Ozell Williams has always been a man in motion. When not cheering at games or competing with his squad at the University of Colorado – Boulder, Williams is entertaining Denver Broncos fans with his power tumbling team, the Mile High Tumblers. Though stillness doesn’t come naturally for the college junior and Tumblers’ founder/CEO, Williams swears by regular meditation—a habit he says helps to heal his body, recharge his mind and optimally manage his multiple endeavors.
“To connect with others, you need to learn how to tap into your emotions, but first you need to learn to connect with yourself,” says Williams. “Meditation helps me do that.”
So what is meditation, exactly? Put simply, meditation is the practice of calming the mind in order to achieve a state of deep contentment and/or reflection. (Translated from Sanskrit, the term means “peacefully abiding.”) For nearly half a century, Westerners have known about meditation, but many still don’t fully understand the practice or its benefits. Scientific studies show that meditating can decrease stress and burnout; enhance creativity; promote relaxation and restful sleep; and maximize oxygen efficiency.

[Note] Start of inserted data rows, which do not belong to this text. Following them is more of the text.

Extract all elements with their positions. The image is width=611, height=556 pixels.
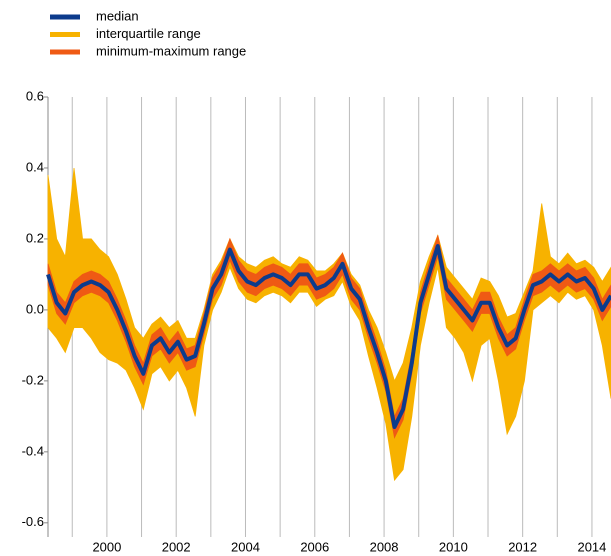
x-tick-label: 2014 <box>577 539 606 554</box>
y-tick-label: 0.2 <box>26 230 44 245</box>
legend-label: minimum-maximum range <box>96 43 246 58</box>
x-tick-label: 2004 <box>231 539 260 554</box>
x-tick-label: 2012 <box>508 539 537 554</box>
legend-label: median <box>96 8 139 23</box>
legend-label: interquartile range <box>96 26 201 41</box>
x-tick-label: 2002 <box>162 539 191 554</box>
range-band <box>47 167 611 482</box>
x-tick-label: 2000 <box>92 539 121 554</box>
y-tick-label: -0.6 <box>22 514 44 529</box>
x-tick-label: 2010 <box>439 539 468 554</box>
y-tick-label: 0.0 <box>26 301 44 316</box>
y-tick-label: -0.4 <box>22 443 44 458</box>
y-tick-label: 0.6 <box>26 88 44 103</box>
y-tick-label: -0.2 <box>22 372 44 387</box>
x-tick-label: 2006 <box>300 539 329 554</box>
x-tick-label: 2008 <box>370 539 399 554</box>
y-tick-label: 0.4 <box>26 159 44 174</box>
median-line <box>46 244 611 429</box>
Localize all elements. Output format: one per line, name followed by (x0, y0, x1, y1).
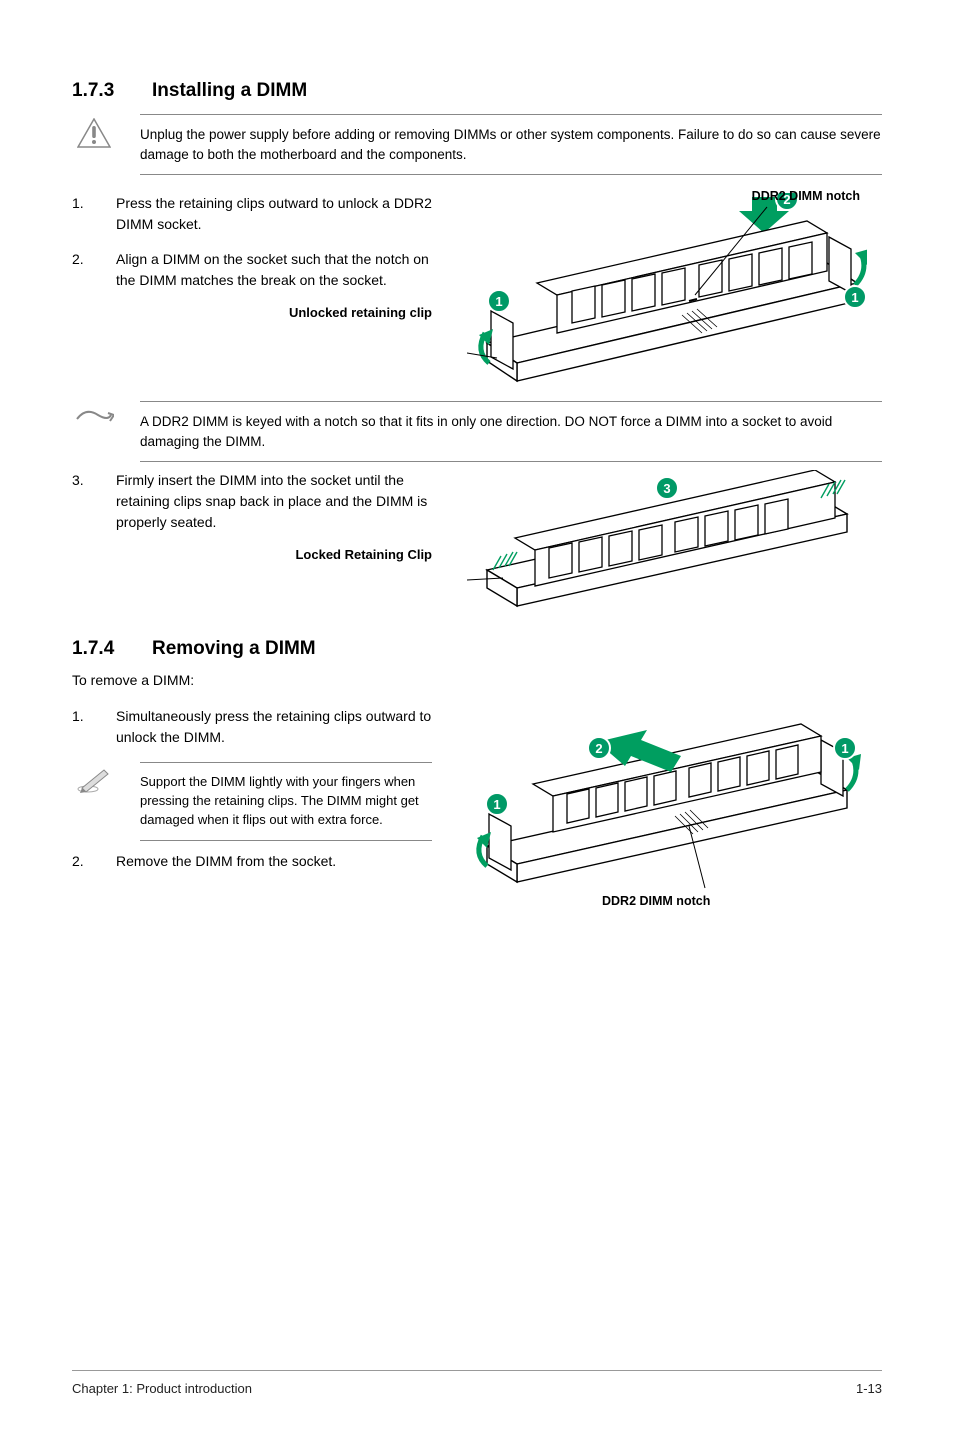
footer-right: 1-13 (856, 1381, 882, 1396)
warning-text: Unplug the power supply before adding or… (140, 114, 882, 175)
ddr2-notch-label: DDR2 DIMM notch (752, 189, 860, 203)
steps-1-2-row: 1. Press the retaining clips outward to … (72, 193, 882, 383)
page-footer: Chapter 1: Product introduction 1-13 (72, 1370, 882, 1396)
tip-text: Support the DIMM lightly with your finge… (140, 762, 432, 841)
remove-step-1: 1. Simultaneously press the retaining cl… (72, 706, 432, 748)
step-number: 1. (72, 193, 88, 235)
dimm-install-figure-1: 2 (467, 193, 867, 383)
step-text: Press the retaining clips outward to unl… (116, 193, 432, 235)
step-number: 2. (72, 249, 88, 291)
section-number: 1.7.4 (72, 638, 118, 660)
warning-callout: Unplug the power supply before adding or… (72, 114, 882, 175)
step-text: Align a DIMM on the socket such that the… (116, 249, 432, 291)
note-icon (72, 401, 116, 431)
svg-text:1: 1 (841, 741, 848, 756)
keyed-note-text: A DDR2 DIMM is keyed with a notch so tha… (140, 401, 882, 462)
svg-text:2: 2 (595, 741, 602, 756)
step-3-row: 3. Firmly insert the DIMM into the socke… (72, 470, 882, 610)
remove-intro: To remove a DIMM: (72, 672, 882, 688)
step-3: 3. Firmly insert the DIMM into the socke… (72, 470, 432, 533)
svg-text:3: 3 (663, 481, 670, 496)
unlocked-clip-label: Unlocked retaining clip (72, 305, 432, 320)
step-2: 2. Align a DIMM on the socket such that … (72, 249, 432, 291)
step-1: 1. Press the retaining clips outward to … (72, 193, 432, 235)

“Meditation is one of the best tools we have to go beyond the mind’s noisy chatter and experience the peace of present moment awareness,” says Kyla Stinnett, a certified primordial sound meditation instructor at the Chopra Center in Carlsbad, California. Intrigued? Get a primer on achieving this mystical mindset:
Dispel preconceived ideas. The uninitiated may believe meditation involves sitting cross-legged on a mountaintop for hours on end. Not so, says Michael Miller, who operates meditation centers in New York and London. “Meditation is very much for the modern world,” he says. “People often think meditation is having to adopt a philosophy, belief system or religion—but it’s a simple mental technique.”
Indirectly, meditation can help coaches and gym owners become better role models for athletes—offering a prime example of good self-care, adds Miller.
No incense or candles needed. University of Connecticut alumna Kimberly Daniels had accumulated a laundry list of injuries during her days as a cheerleader and UCA camp instructor. In 2000, she discovered meditation, which not only nourished her mind but also diminished the pain from her cheering-related injuries.
Now a meditation teacher, Daniels indicates that the practice can be done almost anywhere for any length of time. “Try to find a comfortable place, close your eyes and focus on the breath. Listen to the sound of each inhale and exhale, acknowledging thoughts but letting them go,” she says.
While daily practice is ideal, Daniels notes that in today’s overscheduled world, it’s necessary to be flexible. When time poses a challenge, a quiet nature walk is better than nothing. “You could even meditate for five minutes in the car on your way to cheer practice,” she adds. “See what works for you. Once you start making time for meditation and you skip a day or two, you really miss it.”
Carve out some downtime. Williams manages to incorporate meditation at least twice a day, often when relaxing in the steam room. “I listen to music and relax my body, going into my deepest thoughts,” he says. Not only does it help Williams decompress, but meditation is also key in helping him navigate his attention-deficit hypertension disorder—bringing about more focus and patience as he goes about his day.
Though the results are well worth it, it does take considerable time and dedication to incorporate meditation into everyday life. Like most habits, it takes 21 days for meditation to become ingrained; it’s important to establish routine by practicing at the same time for as many days as possible (even if just for five minutes). Though calming the mind can be challenging at first, stillness often becomes easier over time. The best way to reap the rewards, according to Stinnett? “Stick with it.”
Peace Be With You: A Quick How-To
To begin, find a comfortable position either 1) sitting on the floor with legs crossed loosely or 2) in a chair with feet flat and knees bent. Keep your spine erect but not stiff, and place your hands on the thighs, palms up. Relax your fingers, jaw and tongue and tuck in your chin slightly. Close your eyes and listen to the breath. (You may choose to play some soft music or burn incense and/or a candle, but this is optional.) As you turn your awareness inward, notice any thoughts or emotions that come into your mind. Don’t try to force them away, but gently bring your attention back to the breath. Continue breathing in your normal pattern.